Pero iba a pasar la Nochebuena en mi casa de Humleveien con mi familia,
compuesta sólo por mis padres y mi hermano, es decir, tu tío Einar, cuatro años
menor que yo. Aquel invierno él estudiaba el último curso de la enseñanza
obligatoria. […]
Casi había perdido la esperanza de
volver a ver a las Joven de las Naranjas […]. De repente decidí asistir a la
misa de Navidad […]. Seguía tan embaucado por la misteriosa joven que me
imaginaba que tal vez fuera a misa antes de ir a cenar con la gente con la que
celebraría la Navidad. (¿Quiénes serían?) Llegué a la conclusión de que lo más
probable era que la vería en la catedral, o lo menos improbable, para ser más
preciso. […]
El cuento de la Joven de las Naranjas
es como la historia de una lotería gigantesca en la que sólo son visibles los
boletos premiados. Piensa en todos los boletos de la Loto que se rellenan en el
transcurso de una semana. Intenta imaginártelos en una enorme habitación, tal
vez necesites un gimnasio entero. Y entonces, por un espectacular truco de
magia, todos los boletos que no tienen un premio de más de un millón de coronas
desaparecen sin más. Después de eso no quedarán muchas boletas en el gimnasio.
¡Y sin embargo en los periódicos sólo leemos sobre ellos!
Estamos tras la huella de la Joven de
las Naranjas, nos hemos enganchado a ella, pues de ella, y solamente de ella
trata esta historia. Por lo tanto, podemos olvidarnos de todo lo demás por
ahora. Borramos a todos los demás seres humanos de la ciudad. Metemos a todas
las demás mujeres entre paréntesis. Así de sencillo.
No la veo hasta que me encuentro
dentro de la iglesia, la descubro de repente mientras el organista está tocando
un preludio de Bach. Siento escalofríos, sudo. La Joven de las Naranjas está
sentada al otro lado del pasillo central, no puede tratarse de otra, y en una
ocasión durante la misa se vuelve para mirar hacia arriba al coro, que canta
una de las canciones de Navidad. […] Viste un abrigo negro y lleva el pelo
recogido en la nuca con un gran pasador que parece de plata, pues sí, es de
plata pura, como la del cuento, tal vez la haya labrado uno de los siete
enanitos que salvaron la vida a Blancanieves. […]

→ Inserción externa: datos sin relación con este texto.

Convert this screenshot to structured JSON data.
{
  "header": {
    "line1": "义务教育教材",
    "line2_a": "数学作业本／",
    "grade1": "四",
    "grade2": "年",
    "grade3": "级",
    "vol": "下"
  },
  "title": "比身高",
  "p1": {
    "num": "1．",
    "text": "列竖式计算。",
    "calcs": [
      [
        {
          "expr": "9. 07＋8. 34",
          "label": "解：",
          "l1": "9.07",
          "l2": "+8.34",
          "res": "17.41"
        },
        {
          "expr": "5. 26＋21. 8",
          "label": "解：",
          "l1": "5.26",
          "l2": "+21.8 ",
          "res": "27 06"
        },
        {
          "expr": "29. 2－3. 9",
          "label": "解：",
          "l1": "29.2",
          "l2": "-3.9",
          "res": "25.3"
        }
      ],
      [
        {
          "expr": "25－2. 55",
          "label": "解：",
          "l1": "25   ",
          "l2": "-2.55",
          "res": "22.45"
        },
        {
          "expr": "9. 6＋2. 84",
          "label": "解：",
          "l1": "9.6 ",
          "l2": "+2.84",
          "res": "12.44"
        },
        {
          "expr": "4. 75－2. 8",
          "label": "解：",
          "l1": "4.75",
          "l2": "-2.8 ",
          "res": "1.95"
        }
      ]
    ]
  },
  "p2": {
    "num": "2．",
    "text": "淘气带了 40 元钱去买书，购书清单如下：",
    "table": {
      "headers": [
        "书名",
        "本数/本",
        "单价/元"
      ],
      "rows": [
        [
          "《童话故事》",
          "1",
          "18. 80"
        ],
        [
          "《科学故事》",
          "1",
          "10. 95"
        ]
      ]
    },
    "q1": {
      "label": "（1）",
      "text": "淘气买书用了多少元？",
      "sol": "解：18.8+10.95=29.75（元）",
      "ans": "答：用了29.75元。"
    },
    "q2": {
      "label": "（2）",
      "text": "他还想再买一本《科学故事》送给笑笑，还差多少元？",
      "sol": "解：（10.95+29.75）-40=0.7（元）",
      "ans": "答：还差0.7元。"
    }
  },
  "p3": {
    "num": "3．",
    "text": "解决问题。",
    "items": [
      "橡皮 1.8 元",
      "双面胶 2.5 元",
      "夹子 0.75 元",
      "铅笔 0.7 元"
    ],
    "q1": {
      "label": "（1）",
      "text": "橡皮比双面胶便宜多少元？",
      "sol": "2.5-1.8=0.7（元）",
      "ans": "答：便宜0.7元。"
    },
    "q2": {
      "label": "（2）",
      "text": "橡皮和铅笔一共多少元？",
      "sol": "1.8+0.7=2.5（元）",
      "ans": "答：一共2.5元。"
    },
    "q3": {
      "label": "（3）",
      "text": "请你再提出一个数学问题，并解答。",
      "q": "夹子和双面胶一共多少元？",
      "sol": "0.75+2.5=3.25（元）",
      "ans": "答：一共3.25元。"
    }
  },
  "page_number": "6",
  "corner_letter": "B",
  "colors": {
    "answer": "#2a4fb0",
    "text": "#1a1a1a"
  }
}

No oigo lo que dice el pastor, pero
supongo que habla de María, José y el Niño Jesús, faltaría más. Se dirige a los
niños, eso me gusta, la Nochebuena pertenece a los niños. Lo único que hago es
esperar a que acabe la misa. Concluye la música, la congregación se levanta de
los bancos, y debo procurar a toda costa que la Joven de las Naranjas salga de
la iglesia antes que yo. Pasa por delante de mi banco y hace un gesto con la
cabeza, aunque no sé si se fija en mí. Pero está sola, y es aún más hermosa de
lo que la recordaba. Es como si todo el resplandor navideño se hubiera
concentrado en una sola mujer.
¡Ah! Sólo yo sé que esta chica es una
auténtica Joven de las Naranjas, que además está repleta de tentadores
secretos. Sé que procede de un cuento muy diferente, con reglas muy distintas a
las que rigen aquí. Sé que es una espía en nuestra realidad. […] Esto es una
locura, me digo, hasta ahí llego a pensar con sensatez. Pero es Nochebuena.
Aunque el tiempo de los milagros ya pasó, nos queda al menos un día mágico, un
día en el que todo puede suceder. Todo. Noche de paz. Noche de amor, y la Joven
de las Naranjas revolotea por las calles de Oslo como si nada. […] La adelanto
un paso, me vuelvo y digo alegremente: «¡Feliz Navidad!» Es obvio que se
sobresalta, o hace como si se sobresaltara, eso nunca puede saberse. Esboza una
vaga sonrisa. No tiene aspecto de espía. Tiene aspecto de una chica por la que
yo daría cualquier cosa por conocer mejor. Contesta: «¡Feliz Navidad!»”.